I am a big fan of darkhttpd. I normally use it in a PXE server setup with tftpboot and dnsmasq to serve up files over http as I detailed in this post. While python's built-in webserver is fine for serving up a few files in a pinch, darkhttpd will handle tens of GB of transfers without any hiccups, as I can attest to when installing Linux on multiple machines from a PXE server sending files over 1 gigabit Ethernet.

By default, darkhttpd will share the specified directory on tcp port 8080, but you can specify a different port with the --port option:

[archjun@d257 playground]$ darkhttpd . --port 8000
darkhttpd/1.11, copyright (c) 2003-2015 Emil Mikulic.
listening on: http://0.0.0.0:8000/
1445006481 192.168.10.63 "GET /" 200 1024 "" "Mozilla/5.0 (X11; Linux x86_64) AppleWebKit/537.36 (KHTML, like Gecko) Chrome/46.0.2490.71 Safari/537.36"
1445006504 192.168.10.63 "GET /netcat_file.svg" 200 1463 "http://192.168.10.57:8000/" "Mozilla/5.0 (X11; Linux x86_64) AppleWebKit/537.36 (KHTML, like Gecko) Chrome/46.0.2490.71 Safari/537.36"

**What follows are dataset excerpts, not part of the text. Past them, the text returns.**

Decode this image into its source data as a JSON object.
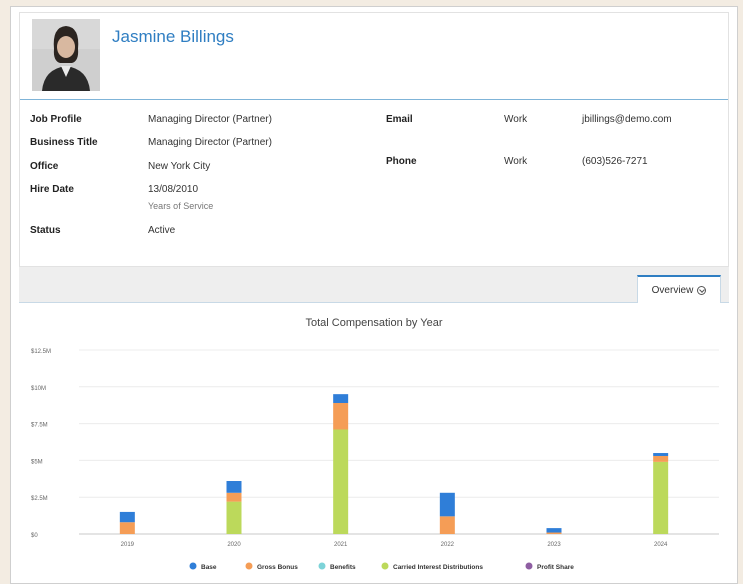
{
  "profile": {
    "name": "Jasmine Billings"
  },
  "details": {
    "left": [
      {
        "label": "Job Profile",
        "value": "Managing Director (Partner)"
      },
      {
        "label": "Business Title",
        "value": "Managing Director (Partner)"
      },
      {
        "label": "Office",
        "value": "New York City"
      },
      {
        "label": "Hire Date",
        "value": "13/08/2010",
        "sub": "Years of Service"
      },
      {
        "label": "Status",
        "value": "Active"
      }
    ],
    "right": [
      {
        "label": "Email",
        "type": "Work",
        "value": "jbillings@demo.com"
      },
      {
        "label": "Phone",
        "type": "Work",
        "value": "(603)526-7271"
      }
    ]
  },
  "tabs": {
    "overview_label": "Overview"
  },
  "chart_data": {
    "type": "bar",
    "stacked": true,
    "title": "Total Compensation by Year",
    "categories": [
      "2019",
      "2020",
      "2021",
      "2022",
      "2023",
      "2024"
    ],
    "y_ticks": [
      "$0",
      "$2.5M",
      "$5M",
      "$7.5M",
      "$10M",
      "$12.5M"
    ],
    "ylim": [
      0,
      12.5
    ],
    "grid": true,
    "legend_position": "bottom",
    "series": [
      {
        "name": "Base",
        "color": "#2f7ed8",
        "values": [
          0.7,
          0.8,
          0.6,
          1.6,
          0.3,
          0.2
        ]
      },
      {
        "name": "Gross Bonus",
        "color": "#f59d56",
        "values": [
          0.8,
          0.6,
          1.8,
          1.2,
          0.1,
          0.4
        ]
      },
      {
        "name": "Benefits",
        "color": "#7dd3d8",
        "values": [
          0,
          0,
          0,
          0,
          0,
          0
        ]
      },
      {
        "name": "Carried Interest Distributions",
        "color": "#bcd95b",
        "values": [
          0,
          2.2,
          7.1,
          0,
          0,
          4.9
        ]
      },
      {
        "name": "Profit Share",
        "color": "#8e5ea2",
        "values": [
          0,
          0,
          0,
          0,
          0,
          0
        ]
      }
    ]
  }
}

Navigating to 192.168.10.57:8000 from another machine shows the following HTML page:


btw if you launch darkhttpd as root, it will share the specified directory on tcp port 80.


Conclusion

If you ever find yourself on a locked-down machine without ssh, give netcat, python webservers and darkhttpd a try. In the examples above, opening ports using firewalld is quite easy compared to editing and reloading static iptables rules. I am so glad that RHEL 7.x uses firewalld by default!